New entrants into the banking market have been encouraged. Several new banks are now on the high street with more applications to come. The operation of the payments system is also under official review to reduce this particular barrier to entry.
The Competition and Markets Authority is conducting an investigation into retail banking, which will report in April 2016. It remains to be seen how far these developments will weaken the dominance of the largest banks.
Caveat emptor
Is regulatory intervention the only response? Looking at recent scandals from the consumer's perspective – from the self-employed people who bought PPI policies that could never pay out, to the individuals taking out payday loans they had no prospect of repaying – there is evidence not only of mis-selling and sharp practice, but also of a lack of financial capability on the part of the public.

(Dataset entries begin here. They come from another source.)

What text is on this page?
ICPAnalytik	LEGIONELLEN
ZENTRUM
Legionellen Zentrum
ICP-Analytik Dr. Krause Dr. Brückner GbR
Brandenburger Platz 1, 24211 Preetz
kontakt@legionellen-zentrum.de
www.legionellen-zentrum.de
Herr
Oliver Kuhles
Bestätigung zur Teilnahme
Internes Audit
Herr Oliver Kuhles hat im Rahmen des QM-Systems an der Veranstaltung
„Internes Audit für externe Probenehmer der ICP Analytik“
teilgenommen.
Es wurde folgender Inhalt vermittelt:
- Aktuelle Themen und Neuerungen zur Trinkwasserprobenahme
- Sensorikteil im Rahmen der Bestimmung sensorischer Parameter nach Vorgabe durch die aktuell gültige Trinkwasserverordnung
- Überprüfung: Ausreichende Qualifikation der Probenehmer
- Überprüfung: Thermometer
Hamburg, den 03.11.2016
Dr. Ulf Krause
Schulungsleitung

Various policies to improve financial capability and to end financial exclusion have been promoted by successive Governments. There is the new, free, impartial Money Advice Service established by the Financial Services Act 2010, which provides basic financial guidance.
The Retail Distribution Review set up under the now replaced Financial Services Authority has aimed to improve the structure and professionalism of independent financial advisers. Is this enough?
Financial capability has become still more important now that people aged 55 and over have greater freedom about when and how to draw their defined contribution pension savings. They have the choice not only to purchase Lamborghinis and world cruises, but also an array of potentially complex financial products, many of which may be unsuitable for their needs.
The options for newly-retired individuals with inappropriate pension arrangements are neither obvious nor pain-free.
Will we get this enormous transfer of responsibility wrong or right? Will regulation in the consumer credit market and retail banking improve consumer outcomes over the next five years? Or will the Financial Ombudsman Service still be the busiest office in town?